Browse Articles

Article|17 May 2022|OPEN
The biochemical and molecular investigation of flower color and scent sheds lights on further genetic modification of ornamental traits in Clivia miniata
Yueqing Li1 ,† , Ruifang Gao1 ,† , Jia Zhang1 , Yanan Wang1 , Peiru Kong1 , Keyu Lu1 , Adnan1 , Meng Liu1 , Feng Ao1 , Chunli Zhao2 , , Li Wang1 , and Xiang Gao,1 ,
1Key Laboratory of Molecular Epigenetics of MOE and Institute of Genetics & Cytology, Northeast Normal University, Changchun 130024, China
2College of Horticulture, Jilin Agricultural University, Changchun 130118, China
*Corresponding author. E-mail: zcl8368@163.com,wanglee57@163.com,gaoxiang424@163.com
Both authors contributed equally to the study.

Horticulture Research 9,
Article number: uhac114 (2022)
doi: https://doi.org/10.1093/hr/uhac114
Views: 97

Received: 29 Nov 2021
Accepted: 01 May 2022
Published online: 17 May 2022

Abstract

Clivia miniata is renowned for its evergreen and strap-like leaves, whereas its floral color and scent are lacking diversity. Here, anthocyanin, volatile terpene, and carotenoid metabolisms were integrally investigated in C. miniata flowers.

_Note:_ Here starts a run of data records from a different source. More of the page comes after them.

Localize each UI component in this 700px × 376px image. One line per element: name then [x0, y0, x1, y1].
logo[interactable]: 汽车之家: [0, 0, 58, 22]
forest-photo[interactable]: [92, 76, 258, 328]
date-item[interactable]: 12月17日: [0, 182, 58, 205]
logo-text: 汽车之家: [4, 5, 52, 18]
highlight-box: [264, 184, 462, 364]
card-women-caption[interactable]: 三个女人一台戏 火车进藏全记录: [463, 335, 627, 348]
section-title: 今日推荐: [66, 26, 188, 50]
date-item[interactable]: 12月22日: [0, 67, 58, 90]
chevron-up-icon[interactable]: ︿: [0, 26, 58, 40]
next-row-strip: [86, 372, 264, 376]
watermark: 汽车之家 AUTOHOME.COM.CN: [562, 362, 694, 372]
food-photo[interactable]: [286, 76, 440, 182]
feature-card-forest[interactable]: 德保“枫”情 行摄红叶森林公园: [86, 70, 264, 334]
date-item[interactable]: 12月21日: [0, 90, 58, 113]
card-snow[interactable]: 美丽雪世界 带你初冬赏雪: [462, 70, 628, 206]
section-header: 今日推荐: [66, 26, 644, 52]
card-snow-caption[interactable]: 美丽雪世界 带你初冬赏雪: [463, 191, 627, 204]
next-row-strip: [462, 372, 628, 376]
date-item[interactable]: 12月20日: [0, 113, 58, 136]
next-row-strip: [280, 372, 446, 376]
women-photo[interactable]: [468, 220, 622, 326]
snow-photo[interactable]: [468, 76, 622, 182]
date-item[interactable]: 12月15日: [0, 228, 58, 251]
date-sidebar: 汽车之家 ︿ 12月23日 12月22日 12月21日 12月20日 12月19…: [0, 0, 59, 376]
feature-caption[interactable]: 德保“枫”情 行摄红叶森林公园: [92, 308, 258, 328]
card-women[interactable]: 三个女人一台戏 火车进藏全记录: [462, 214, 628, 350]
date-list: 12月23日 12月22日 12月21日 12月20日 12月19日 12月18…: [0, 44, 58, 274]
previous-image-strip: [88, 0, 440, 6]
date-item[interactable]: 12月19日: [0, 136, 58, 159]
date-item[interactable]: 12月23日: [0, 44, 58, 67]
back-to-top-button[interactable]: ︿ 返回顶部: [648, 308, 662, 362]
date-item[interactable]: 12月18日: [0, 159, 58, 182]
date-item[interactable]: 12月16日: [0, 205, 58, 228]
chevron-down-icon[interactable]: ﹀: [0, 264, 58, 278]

The results showed that pelargonidins and lutein might cooperate to confer orange or yellow color to C. miniata flowers, but only a trace amount of (+)-limonene was detected. The expression levels of CmF3′H and CmDFR appeared to be responsible for the ratio of cyanidin and pelargonidin derivatives in C. miniata, and the low expression of CmF3′H was responsible for the lack of cyanidins in flowers. Moreover, the CmF3′H promoter could not be activated by CmMYBAs, suggesting that it was controlled by novel regulators. Only two CmTPSs were functional, with CmTPS2 responsible for (+)-limonene synthesis, contributing to the monotonous flower volatile terpenes of C. miniata. CmCCD1a and CmCCD1b were able to cleave carotenoids at the 5,6 (5′,6′), and 9,10 (9′,10′) positions to generate volatile apocarotenoids, whereas the substrates found in low-quantities or specific subcellular localizations of CmCCD1s might constrain volatile apocarotenoid release. Consequently, activating F3′H and introducing novel F3′5′H or versatile TPS may be effective ways to modify the floral color and scent, respectively. Alternatively, modifying the carotenoid flux or CCD1 localization might affect floral color and scent simultaneously. Taking these results together, the present study provides a preliminary deciphering of the genetic constraints underlying flower color and scent development, and proposes possible schemes for further genetic modification of ornamental traits in C. miniata and other plants.